Abstracts

Mutations of the sonic hedgehog pathway underlie hypothalamic hamartoma and gelastic epilepsy

Abstract number : 3.346|C.04
Submission category : 11. Genetics
Year : 2015
Submission ID : 2328973
Source : www.aesnet.org
Presentation date : 12/7/2015 12:00:00 AM
Published date : Nov 13, 2015, 12:43 PM

Authors :
M. S. Hildebrand, N. G. Griffin, J. Damiano, E. J. Cops, R. Burgess, B. Darbro, E. Ozturk, N. Jones, R. Leventer, J. L. Freeman, A. S. Harvey, I. Scheffer, D. Goldstein , J. Kerrigan, S. Berkovic, E. Heinzen

Rationale: Hypothalamic hamartoma (HH) and gelastic epilepsy is a well-recognized drug-resistant epileptic syndrome of early life. A variety of surgical approaches to resect or ablate HH have been reported with variable efficacy and morbidity. Despite improvement in prognosis for HH patients over the last 20 years only 52% to 66% of surgical patients achieve seizure-freedom.
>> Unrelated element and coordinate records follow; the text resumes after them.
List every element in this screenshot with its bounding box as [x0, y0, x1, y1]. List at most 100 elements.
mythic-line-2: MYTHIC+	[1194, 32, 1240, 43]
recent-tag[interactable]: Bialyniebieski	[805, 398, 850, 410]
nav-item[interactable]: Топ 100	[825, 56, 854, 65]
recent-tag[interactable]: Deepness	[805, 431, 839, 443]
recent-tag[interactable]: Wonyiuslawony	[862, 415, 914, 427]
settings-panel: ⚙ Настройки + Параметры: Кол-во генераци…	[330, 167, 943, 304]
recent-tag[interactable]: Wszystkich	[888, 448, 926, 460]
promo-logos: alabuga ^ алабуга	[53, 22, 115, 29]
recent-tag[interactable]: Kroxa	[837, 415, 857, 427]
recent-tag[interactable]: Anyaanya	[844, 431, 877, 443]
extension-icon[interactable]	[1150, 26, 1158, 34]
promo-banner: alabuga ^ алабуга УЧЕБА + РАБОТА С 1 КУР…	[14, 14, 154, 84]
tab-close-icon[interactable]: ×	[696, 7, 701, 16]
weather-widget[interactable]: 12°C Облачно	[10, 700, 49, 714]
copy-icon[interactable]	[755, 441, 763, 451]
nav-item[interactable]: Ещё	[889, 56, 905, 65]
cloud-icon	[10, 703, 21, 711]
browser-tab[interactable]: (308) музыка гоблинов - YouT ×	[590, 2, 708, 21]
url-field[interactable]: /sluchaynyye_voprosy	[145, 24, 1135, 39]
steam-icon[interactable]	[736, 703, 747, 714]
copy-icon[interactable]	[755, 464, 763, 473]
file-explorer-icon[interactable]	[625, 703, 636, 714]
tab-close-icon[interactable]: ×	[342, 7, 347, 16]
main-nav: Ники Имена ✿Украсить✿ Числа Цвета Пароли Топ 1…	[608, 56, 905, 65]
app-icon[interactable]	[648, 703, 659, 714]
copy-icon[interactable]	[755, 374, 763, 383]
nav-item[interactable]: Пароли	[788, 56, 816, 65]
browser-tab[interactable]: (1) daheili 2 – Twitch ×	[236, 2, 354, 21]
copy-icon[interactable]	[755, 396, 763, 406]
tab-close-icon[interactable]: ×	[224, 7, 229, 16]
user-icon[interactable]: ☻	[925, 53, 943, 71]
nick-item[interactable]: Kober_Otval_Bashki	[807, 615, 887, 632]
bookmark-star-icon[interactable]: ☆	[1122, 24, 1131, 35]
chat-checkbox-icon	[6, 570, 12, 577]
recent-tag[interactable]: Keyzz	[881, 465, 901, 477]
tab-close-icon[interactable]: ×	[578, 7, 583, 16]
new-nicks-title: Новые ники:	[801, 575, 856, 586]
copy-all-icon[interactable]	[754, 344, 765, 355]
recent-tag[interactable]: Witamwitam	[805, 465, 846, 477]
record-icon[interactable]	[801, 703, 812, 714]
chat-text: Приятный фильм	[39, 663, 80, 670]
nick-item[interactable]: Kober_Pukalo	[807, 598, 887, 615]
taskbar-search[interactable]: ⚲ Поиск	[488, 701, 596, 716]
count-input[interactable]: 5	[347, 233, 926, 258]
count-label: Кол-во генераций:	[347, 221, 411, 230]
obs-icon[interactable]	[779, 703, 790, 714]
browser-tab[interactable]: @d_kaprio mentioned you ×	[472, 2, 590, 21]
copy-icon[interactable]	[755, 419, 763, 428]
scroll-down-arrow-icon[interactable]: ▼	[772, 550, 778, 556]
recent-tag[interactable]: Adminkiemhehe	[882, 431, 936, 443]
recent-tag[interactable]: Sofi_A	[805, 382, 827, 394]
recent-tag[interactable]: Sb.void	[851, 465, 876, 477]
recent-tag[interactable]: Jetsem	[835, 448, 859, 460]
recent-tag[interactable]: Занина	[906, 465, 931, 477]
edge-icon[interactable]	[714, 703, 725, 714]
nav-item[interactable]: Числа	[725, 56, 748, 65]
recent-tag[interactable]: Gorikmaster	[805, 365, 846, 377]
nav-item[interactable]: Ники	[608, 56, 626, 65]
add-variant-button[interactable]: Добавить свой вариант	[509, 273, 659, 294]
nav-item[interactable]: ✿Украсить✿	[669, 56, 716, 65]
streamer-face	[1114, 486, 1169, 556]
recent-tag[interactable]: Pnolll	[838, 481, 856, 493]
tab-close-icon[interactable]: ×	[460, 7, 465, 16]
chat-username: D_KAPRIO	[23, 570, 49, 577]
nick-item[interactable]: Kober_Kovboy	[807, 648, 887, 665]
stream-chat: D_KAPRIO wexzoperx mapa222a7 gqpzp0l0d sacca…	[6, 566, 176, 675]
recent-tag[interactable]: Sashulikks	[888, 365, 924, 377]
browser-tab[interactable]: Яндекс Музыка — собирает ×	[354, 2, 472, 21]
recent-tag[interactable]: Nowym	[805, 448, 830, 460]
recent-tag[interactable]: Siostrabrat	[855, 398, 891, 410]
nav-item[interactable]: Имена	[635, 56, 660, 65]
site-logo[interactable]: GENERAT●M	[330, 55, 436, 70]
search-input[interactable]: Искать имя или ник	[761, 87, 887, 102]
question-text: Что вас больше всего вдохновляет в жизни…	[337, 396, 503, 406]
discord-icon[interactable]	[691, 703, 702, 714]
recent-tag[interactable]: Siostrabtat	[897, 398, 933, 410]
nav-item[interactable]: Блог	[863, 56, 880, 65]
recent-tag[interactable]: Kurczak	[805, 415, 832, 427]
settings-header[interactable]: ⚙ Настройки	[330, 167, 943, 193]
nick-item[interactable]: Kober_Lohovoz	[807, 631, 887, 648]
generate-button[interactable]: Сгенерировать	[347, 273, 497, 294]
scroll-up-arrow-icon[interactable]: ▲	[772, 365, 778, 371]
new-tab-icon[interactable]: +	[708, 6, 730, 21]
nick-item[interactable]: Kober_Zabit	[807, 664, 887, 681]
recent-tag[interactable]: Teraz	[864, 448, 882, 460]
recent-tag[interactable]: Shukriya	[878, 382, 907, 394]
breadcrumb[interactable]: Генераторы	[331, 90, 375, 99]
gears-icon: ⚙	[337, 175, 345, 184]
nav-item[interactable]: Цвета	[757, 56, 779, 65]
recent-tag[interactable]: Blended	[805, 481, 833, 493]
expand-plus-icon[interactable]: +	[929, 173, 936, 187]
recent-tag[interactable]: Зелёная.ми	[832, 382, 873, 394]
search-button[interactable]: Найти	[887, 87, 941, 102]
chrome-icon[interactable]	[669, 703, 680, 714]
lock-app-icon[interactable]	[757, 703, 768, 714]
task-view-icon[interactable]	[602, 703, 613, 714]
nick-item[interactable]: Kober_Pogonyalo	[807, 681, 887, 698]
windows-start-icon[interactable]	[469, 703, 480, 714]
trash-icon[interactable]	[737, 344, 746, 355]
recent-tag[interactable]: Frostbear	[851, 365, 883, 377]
This suggests we do not fully understand the pathological mechanisms that underlie development of these tumors, nor their effect on the brain.Methods: Here we report the results of a genome-wide scan for somatic mutations using exome sequencing of 15 paired hamartoma- and leuckocyte-derived DNA samples.Results: Consistent with previous studies, we identified novel somatic mutations in GLI3, a key regulator of sonic-hedgehog (Shh) signalling, in the hamartoma tissue of two patients. Remarkably, we identified somatic mutations involving four new genes that also regulate the Shh pathway in the hamartoma tissue of four of the other 13 patients studied. In two patients we found somatic mutations of the cAMP-dependent protein kinase (PRKACA) gene, in one patient a brain-tissue specific deletion of the q-arm of chromosome 7 encompassing the sonic hedgehog (SHH) and smoothened, frizzled classed receptor (SMO) genes, and in another patient a somatic deletion of the p-arm of chromosome 16 deleting the CREB binding protein (CREBBP) gene.Conclusions: We are now interrogating new cases by both array CGH and targeted gene resequencing to provide additional diagnoses. Taken together our data implicate perturbation of the Shh pathway in a striking proportion of HH and gelastic epilepsy cases (6/15; 40%), supporting the idea that this is a rare ‘pathway’ brain disease.